Una expresión de reconocimiento asomó al rostro de Asya al tiempo que murmuraba:
– ¡Petite-Ma!
Petite-Ma había nacido en Tesalónica y era muy pequeña cuando emigró con su madre viuda a Estambul. Era el año 1923. Nadie olvidaba esta fecha, porque coincidió con la proclamación de la moderna república turca.
– Tú y la república llegasteis juntas a esta ciudad. Y yo os esperaba a las dos desesperado -le diría amorosamente su marido, Rıza Selim Kazancı, años después-. Las dos pusisteis fin para siempre a los viejos regímenes, la una en el país y la otra en mi casa. Cuando vinisteis a mí, mi vida se hizo alegre.
– Cuando llegué a ti estabas triste pero eras fuerte. Yo te di alegría y tú me diste fuerzas -replicaba Petite-Ma.
Lo cierto es que Petite-Ma, tan guapa y sociable, tenía a los dieciséis años una cola de pretendientes que se extendía de un extremo al otro del viejo puente Galata. Entre todos los candidatos que llamaron a su puerta para pedir su mano, hubo uno y solo uno que le gustó desde el momento en que lo vio tras la celosía: un hombre alto y corpulento que atendía al nombre de Riza.

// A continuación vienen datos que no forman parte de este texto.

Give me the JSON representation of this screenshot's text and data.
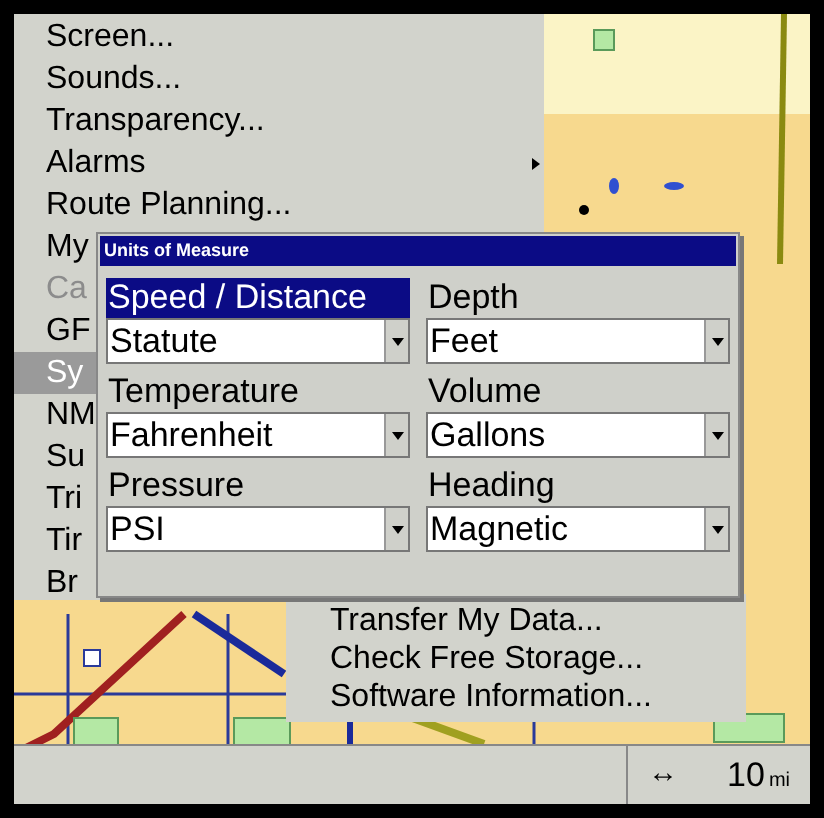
{
  "menu": {
    "items": [
      {
        "label": "Screen...",
        "selected": false,
        "disabled": false,
        "submenu": false
      },
      {
        "label": "Sounds...",
        "selected": false,
        "disabled": false,
        "submenu": false
      },
      {
        "label": "Transparency...",
        "selected": false,
        "disabled": false,
        "submenu": false
      },
      {
        "label": "Alarms",
        "selected": false,
        "disabled": false,
        "submenu": true
      },
      {
        "label": "Route Planning...",
        "selected": false,
        "disabled": false,
        "submenu": false
      },
      {
        "label": "My",
        "selected": false,
        "disabled": false
      },
      {
        "label": "Ca",
        "selected": false,
        "disabled": true
      },
      {
        "label": "GF",
        "selected": false,
        "disabled": false
      },
      {
        "label": "Sy",
        "selected": true,
        "disabled": false
      },
      {
        "label": "NM",
        "selected": false,
        "disabled": false
      },
      {
        "label": "Su",
        "selected": false,
        "disabled": false
      },
      {
        "label": "Tri",
        "selected": false,
        "disabled": false
      },
      {
        "label": "Tir",
        "selected": false,
        "disabled": false
      },
      {
        "label": "Br",
        "selected": false,
        "disabled": false
      }
    ]
  },
  "dialog": {
    "title": "Units of Measure",
    "fields": [
      {
        "label": "Speed / Distance",
        "value": "Statute",
        "selected": true
      },
      {
        "label": "Depth",
        "value": "Feet",
        "selected": false
      },
      {
        "label": "Temperature",
        "value": "Fahrenheit",
        "selected": false
      },
      {
        "label": "Volume",
        "value": "Gallons",
        "selected": false
      },
      {
        "label": "Pressure",
        "value": "PSI",
        "selected": false
      },
      {
        "label": "Heading",
        "value": "Magnetic",
        "selected": false
      }
    ]
  },
  "submenu": {
    "items": [
      "Transfer My Data...",
      "Check Free Storage...",
      "Software Information..."
    ]
  },
  "status_bar": {
    "scale_symbol": "↔",
    "scale_value": "10",
    "scale_unit": "mi"
  }
}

Tenía barba espesa y fino bigote, ojos oscuros y por lo menos treinta y tres años más que ella. Había estado casado anteriormente y se rumoreaba que su esposa, una mujer sin corazón, les había abandonado a él y a su hijo. Tras la traición de su esposa, solo con un niño pequeño, se había negado durante mucho tiempo a volverse a casar; prefería vivir solo en su mansión familiar. Y allí permaneció, alimentando su fortuna, que compartía con sus amigos, y su ira, que reservaba para sus enemigos. Era un negociante autodidacta; primero fue un artesano que fabricaba calderos, luego un empresario con bastante olfato para meterse en el negocio de la confección de banderas en el momento adecuado y el lugar preciso. En los años veinte, la nueva república turca todavía hervía de fervor y el trabajo manual, aunque sistemáticamente venerado en la propaganda del gobierno, daba poco dinero. El nuevo régimen necesitaba profesores que inculcaran el patriotismo en sus alumnos, financieros que ayudaran a generar una burguesía nacional y fabricantes de banderas que adornaran el país entero con la enseña turca, pero desde luego no requería caldereros. Así es como Rıza Selim entró en la industria de las banderas.